Tracking Challenges and Future Threats
The Quad7 botnet operators are becoming increasingly difficult to track, particularly as they introduce new stealthy protocols and move away from open Socks proxies. Sekoia’s forensic analysis revealed that the Quad7 group is actively developing methods to avoid detection, which could soon render traditional tracking techniques ineffective.
One of the biggest challenges is the operators’ use of staging servers, which are frequently updated and repurposed to launch new attacks. These servers are often used to host implants and malware samples, providing a glimpse into the group’s evolving tactics. For example, one staging server was found hosting an alogin sample on VirusTotal, leading to the discovery of a new variant, rlogin, which targets Ruckus devices. This discovery underscores the operators’ continuous experimentation and development of new tools.
Without enhanced interception and detection capabilities, cybersecurity teams may struggle to keep pace with the Quad7 botnet’s evolution. As the group refines its techniques and expands its botnet, it is likely that future attacks will be harder to detect and more damaging.

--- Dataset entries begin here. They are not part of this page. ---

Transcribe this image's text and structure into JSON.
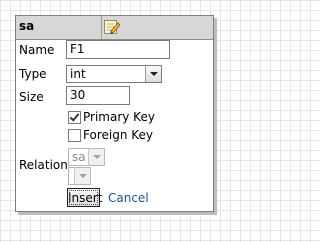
{
  "table": {
    "name": "sa",
    "edit_icon": "edit-pencil-icon"
  },
  "form": {
    "name_label": "Name",
    "name_value": "F1",
    "type_label": "Type",
    "type_value": "int",
    "size_label": "Size",
    "size_value": "30",
    "primary_key_label": "Primary Key",
    "primary_key_checked": true,
    "foreign_key_label": "Foreign Key",
    "foreign_key_checked": false,
    "relation_label": "Relation",
    "relation_table_value": "sa",
    "relation_field_value": ""
  },
  "actions": {
    "insert_label": "Insert",
    "cancel_label": "Cancel"
  },
  "colors": {
    "titlebar_bg": "#d7d7d7",
    "link": "#1f4f9b"
  }
}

Mitigation and Defensive Strategies
Given the growing threat posed by the Quad7 botnet operators, it is crucial for organizations to take proactive steps to protect their networks. This includes:
- Regular Patching: Ensuring that all SOHO routers and VPN appliances are regularly updated to patch known vulnerabilities is critical. Many of the devices compromised by Quad7 were infected via unpatched exploits, some of which were previously unknown.
- Network Segmentation: Isolating vulnerable devices from critical infrastructure can help limit the impact of a botnet infection. This is particularly important for routers and VPN appliances, which are often prime targets for botnet operators.

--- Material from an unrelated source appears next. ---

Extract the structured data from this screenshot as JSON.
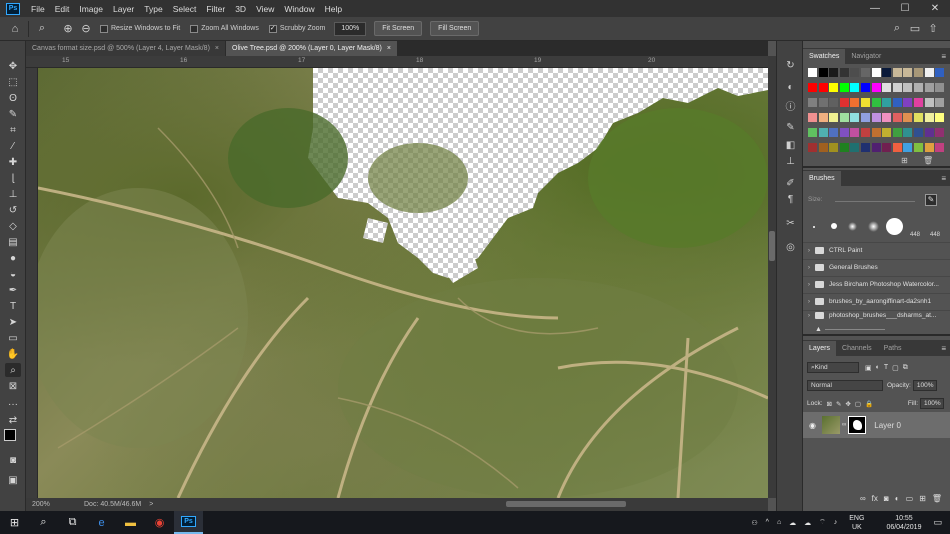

- Enhanced Monitoring: Implementing advanced monitoring and threat detection systems to identify unusual traffic patterns and unauthorized access attempts can help detect botnet activity before it spreads.
- Disable Unused Services: Closing unnecessary ports and disabling services like Telnet can reduce the attack surface and prevent unauthorized access to devices.
Conclusion
The Quad7 botnet operators are a highly adaptive and evolving threat, targeting a wide range of devices to build their botnet. With new tools like HTTP reverse shells and an expanding array of botnet clusters, the group is becoming harder to track and disrupt. As they continue to refine their techniques, organizations must stay vigilant, update their defenses, and monitor for signs of infection. The discovery of new botnet clusters tied to Quad7 is a clear indication that this group is far from finished, and future attacks are likely to be even more stealthy and damaging.